Travel ban for Ebola risk countries
Growing concern over the incidence of the Ebola virus and the increase of cases in the three countries considered to be high risk, i.e Guinea, Sierra Leone and Liberia, over the last week has prompted the South African government to take action. In a statement issued today, Cabinet says that containing the outbreak at source will be essential to limit the spread and mortality caused by the disease to these particular parts of the world. They announced important steps to try and manage the risk of the Ebola virus, which include a total travel ban for all non-citizens travelling from high risk countries, unless the travel is considered absolutely essential.
While they have recognised the outbreak of the Ebola virus has been limited to these countries in West Africa, the spread to other countries need to be contained.
The Department of Health has taken measures in South Africa to enhance surveillance, distribute guidelines to all hospitals in public and private sectors, designate health facilities for the treatment of patients, deployed personal protective equipment (PPE) to designated facilities, conducted training, activated outbreak response teams and is operating a hotline for clinicians through the NICD.
Countries have been divided into three categories, viz
High risk countries (Guinea, Liberia and Sierra Leone);
Medium risk countries (Nigeria, Kenya and Ethiopia). Please note that some of these countries like Kenya and Ethiopia have no Ebola yet, but are mentioned here because most people travelling from West Africa to South Africa travel via these countries;
Low risk countries (all other countries excluding the above)
For the first category countries, that is the high risk countries, there are four types of travelers likely to enter South Africa i.e.
(a) South Africans based in the affected countries;
(b) People with permanent residence status who may come from affected countries;
(c) South Africans who may be traveling to affected countries to conduct business; and
(d) Citizens of the affected countries who want to travel to South Africa
For all these travellers, Cabinet decided as follows:
A total travel ban for all non-citizens travelling from these high risk countries, unless the travel is considered absolutely essential;
For citizens of South Africa who wish to travel to these countries, they will be requested to delay their travel unless it is also absolutely essential for them to travel;
For South African citizens returning from these countries, they will have to be subjected to a stricter screening process that is as follows:
Completing a comprehensive health questionnaire before being allowed entry back into the country;
If the comprehensive medical questionnaire and the temperature screening reveal something, they will have to subject themselves to a complete medical examination
For medium and low risk countries, the normal surveillance that has been going on will just be enhanced.

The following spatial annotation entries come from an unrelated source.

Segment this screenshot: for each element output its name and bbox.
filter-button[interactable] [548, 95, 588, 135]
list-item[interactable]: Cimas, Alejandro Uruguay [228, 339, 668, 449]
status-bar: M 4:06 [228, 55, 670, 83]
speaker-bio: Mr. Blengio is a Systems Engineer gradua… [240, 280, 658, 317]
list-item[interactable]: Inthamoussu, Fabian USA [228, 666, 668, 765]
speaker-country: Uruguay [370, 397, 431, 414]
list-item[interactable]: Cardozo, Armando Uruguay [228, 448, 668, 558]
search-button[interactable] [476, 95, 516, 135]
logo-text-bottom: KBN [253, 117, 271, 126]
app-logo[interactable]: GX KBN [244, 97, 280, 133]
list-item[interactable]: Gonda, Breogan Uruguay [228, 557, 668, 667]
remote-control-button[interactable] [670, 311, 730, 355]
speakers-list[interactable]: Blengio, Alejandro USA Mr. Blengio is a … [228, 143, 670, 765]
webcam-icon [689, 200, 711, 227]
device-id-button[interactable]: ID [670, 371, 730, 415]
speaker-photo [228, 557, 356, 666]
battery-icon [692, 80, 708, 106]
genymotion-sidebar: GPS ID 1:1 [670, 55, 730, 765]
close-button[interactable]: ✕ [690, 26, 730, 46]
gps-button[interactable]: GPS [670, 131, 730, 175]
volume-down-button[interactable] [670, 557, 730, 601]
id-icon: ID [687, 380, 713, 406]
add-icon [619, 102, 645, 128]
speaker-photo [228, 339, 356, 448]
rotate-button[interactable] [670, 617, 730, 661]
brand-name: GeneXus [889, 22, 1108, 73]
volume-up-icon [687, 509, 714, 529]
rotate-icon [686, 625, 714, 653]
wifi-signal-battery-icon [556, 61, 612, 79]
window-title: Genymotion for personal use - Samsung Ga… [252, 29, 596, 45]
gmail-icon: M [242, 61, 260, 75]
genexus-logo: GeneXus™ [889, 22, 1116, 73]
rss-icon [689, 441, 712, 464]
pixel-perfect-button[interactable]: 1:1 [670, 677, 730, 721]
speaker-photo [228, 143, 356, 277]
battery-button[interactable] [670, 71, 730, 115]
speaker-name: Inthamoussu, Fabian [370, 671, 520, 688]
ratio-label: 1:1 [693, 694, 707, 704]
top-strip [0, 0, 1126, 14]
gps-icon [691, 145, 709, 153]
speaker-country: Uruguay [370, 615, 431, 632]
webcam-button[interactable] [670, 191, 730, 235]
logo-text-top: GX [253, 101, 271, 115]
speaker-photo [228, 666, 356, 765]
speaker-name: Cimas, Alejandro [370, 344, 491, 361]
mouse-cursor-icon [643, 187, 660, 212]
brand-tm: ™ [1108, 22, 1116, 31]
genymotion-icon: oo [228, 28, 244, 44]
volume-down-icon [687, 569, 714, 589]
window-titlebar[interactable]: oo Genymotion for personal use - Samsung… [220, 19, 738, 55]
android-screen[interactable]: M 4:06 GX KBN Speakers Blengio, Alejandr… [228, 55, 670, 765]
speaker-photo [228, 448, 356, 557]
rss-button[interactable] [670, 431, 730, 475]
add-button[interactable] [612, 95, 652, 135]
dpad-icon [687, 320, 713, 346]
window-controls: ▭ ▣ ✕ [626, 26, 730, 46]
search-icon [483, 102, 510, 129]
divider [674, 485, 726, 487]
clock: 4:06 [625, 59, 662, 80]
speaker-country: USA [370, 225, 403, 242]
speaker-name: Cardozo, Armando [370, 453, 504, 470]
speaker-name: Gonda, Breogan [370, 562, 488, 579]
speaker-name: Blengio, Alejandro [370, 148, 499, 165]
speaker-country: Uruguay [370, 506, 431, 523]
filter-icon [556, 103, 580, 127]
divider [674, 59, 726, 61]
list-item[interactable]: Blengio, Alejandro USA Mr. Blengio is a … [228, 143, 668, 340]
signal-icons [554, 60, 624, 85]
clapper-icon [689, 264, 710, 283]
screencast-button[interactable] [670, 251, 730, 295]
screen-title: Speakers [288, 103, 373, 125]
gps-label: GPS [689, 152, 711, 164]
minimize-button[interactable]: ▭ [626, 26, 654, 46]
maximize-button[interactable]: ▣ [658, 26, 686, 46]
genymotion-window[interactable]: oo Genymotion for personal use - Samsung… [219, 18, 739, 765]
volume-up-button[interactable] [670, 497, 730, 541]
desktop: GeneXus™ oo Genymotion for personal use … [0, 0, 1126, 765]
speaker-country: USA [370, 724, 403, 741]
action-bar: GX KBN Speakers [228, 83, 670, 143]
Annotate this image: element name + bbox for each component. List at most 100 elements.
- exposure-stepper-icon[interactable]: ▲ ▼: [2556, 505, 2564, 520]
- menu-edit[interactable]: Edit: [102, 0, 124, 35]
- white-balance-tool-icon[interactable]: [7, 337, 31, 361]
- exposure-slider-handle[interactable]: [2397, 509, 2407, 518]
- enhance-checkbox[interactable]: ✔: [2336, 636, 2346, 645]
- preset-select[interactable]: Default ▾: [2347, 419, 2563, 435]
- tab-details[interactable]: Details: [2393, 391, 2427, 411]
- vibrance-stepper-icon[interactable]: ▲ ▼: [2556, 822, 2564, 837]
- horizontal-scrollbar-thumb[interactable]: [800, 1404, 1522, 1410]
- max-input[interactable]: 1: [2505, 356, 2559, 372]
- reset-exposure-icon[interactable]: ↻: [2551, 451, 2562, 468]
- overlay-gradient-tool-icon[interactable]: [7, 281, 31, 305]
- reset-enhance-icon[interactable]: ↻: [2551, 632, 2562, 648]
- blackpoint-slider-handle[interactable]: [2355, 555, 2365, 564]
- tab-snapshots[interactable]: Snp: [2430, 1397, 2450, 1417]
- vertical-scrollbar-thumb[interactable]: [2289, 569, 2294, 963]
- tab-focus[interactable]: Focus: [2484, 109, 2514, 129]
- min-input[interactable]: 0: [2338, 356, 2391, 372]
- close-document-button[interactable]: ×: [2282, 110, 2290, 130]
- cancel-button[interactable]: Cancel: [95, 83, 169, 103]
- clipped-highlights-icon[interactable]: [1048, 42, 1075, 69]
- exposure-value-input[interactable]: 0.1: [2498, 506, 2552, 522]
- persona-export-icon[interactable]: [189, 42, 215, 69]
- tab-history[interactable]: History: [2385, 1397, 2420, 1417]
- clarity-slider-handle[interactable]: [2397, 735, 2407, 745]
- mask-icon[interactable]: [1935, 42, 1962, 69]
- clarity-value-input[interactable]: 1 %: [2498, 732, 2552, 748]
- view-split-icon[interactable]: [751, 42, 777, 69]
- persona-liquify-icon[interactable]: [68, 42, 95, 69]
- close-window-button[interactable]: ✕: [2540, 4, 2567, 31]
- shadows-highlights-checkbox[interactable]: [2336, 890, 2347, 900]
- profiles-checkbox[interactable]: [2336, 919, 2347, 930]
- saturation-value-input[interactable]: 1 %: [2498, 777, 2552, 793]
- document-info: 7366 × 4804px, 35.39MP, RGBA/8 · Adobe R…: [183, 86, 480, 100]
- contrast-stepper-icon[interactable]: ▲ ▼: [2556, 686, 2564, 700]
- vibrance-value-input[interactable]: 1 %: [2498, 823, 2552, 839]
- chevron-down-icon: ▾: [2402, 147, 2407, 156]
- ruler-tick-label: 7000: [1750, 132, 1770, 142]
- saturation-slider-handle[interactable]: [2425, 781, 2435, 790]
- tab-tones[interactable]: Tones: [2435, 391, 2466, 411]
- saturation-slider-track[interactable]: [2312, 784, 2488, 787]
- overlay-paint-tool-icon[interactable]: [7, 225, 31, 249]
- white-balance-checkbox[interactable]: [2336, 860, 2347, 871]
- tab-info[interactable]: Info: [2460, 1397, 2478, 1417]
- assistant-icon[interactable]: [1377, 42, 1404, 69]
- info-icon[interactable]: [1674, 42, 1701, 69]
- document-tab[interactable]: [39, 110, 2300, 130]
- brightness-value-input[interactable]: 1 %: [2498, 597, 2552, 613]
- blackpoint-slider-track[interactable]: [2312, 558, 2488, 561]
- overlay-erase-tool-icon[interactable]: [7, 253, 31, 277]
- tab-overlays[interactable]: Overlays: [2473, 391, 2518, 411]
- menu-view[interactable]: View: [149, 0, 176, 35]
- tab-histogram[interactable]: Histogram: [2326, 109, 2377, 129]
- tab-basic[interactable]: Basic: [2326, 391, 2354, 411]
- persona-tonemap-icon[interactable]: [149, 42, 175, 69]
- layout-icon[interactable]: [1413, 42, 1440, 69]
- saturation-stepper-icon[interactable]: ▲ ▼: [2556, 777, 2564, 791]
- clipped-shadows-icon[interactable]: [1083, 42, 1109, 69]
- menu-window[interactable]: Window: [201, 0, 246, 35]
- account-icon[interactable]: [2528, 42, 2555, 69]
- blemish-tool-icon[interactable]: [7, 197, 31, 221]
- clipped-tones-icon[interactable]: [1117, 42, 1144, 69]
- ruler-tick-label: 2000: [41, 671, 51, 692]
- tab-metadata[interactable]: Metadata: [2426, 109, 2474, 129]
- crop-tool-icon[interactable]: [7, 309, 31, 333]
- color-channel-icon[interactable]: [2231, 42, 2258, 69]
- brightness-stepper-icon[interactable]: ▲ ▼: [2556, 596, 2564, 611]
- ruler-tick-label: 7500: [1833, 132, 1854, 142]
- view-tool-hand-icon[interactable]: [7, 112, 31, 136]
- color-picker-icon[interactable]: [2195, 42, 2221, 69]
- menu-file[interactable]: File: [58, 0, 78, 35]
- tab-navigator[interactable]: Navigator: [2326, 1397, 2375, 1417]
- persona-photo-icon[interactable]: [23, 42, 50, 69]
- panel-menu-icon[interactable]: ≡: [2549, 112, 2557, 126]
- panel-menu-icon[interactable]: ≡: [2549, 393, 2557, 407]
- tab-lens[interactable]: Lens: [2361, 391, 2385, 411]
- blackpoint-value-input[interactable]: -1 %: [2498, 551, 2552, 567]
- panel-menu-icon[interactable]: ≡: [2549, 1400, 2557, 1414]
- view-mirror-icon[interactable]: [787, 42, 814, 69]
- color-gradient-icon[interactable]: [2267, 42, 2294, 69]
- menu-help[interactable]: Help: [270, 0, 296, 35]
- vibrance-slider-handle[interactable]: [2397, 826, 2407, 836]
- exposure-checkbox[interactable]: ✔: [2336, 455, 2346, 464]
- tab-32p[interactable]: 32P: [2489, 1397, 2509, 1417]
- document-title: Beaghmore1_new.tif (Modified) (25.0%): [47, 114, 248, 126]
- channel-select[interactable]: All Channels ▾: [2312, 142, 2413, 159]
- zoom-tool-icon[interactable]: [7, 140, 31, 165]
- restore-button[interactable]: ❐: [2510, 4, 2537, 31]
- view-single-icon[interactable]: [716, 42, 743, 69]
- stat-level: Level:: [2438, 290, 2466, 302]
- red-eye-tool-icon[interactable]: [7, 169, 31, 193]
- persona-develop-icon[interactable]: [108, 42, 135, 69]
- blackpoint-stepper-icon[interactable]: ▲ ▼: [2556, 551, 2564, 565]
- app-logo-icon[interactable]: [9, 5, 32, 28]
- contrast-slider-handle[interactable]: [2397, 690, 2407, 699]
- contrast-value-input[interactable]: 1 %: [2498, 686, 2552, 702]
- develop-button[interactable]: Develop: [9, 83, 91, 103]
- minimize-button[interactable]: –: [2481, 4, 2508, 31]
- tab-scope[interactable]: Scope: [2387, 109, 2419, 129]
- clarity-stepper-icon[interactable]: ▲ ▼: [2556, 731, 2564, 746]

There is a special category of individuals who are South Africans, but work there in the mines, communications, security and retail. For these groups, a special meeting will be held on 22 August 2014 to deal with their unique situation.
Cabinet supports the Southern African Development Community’s (SADC) decision that South Africa be a centre of excellence for training, laboratory diagnosis and clinical expertise. They have also established an Inter-Ministerial Committee (IMC) to deal with the coordination of the response and the funding requested by the Department of Health to the tune of R32.5 million, has been approved.
Part of the funds will be used to deploy the mobile laboratory in Sierra Leone, fund transport and accommodation for the team and training for health care workers.
The statement re-iterated that government remains committed to ensuring the health and wellbeing of all it’s citizens and requests the public to adhere to limited travel restrictions announced in this briefing.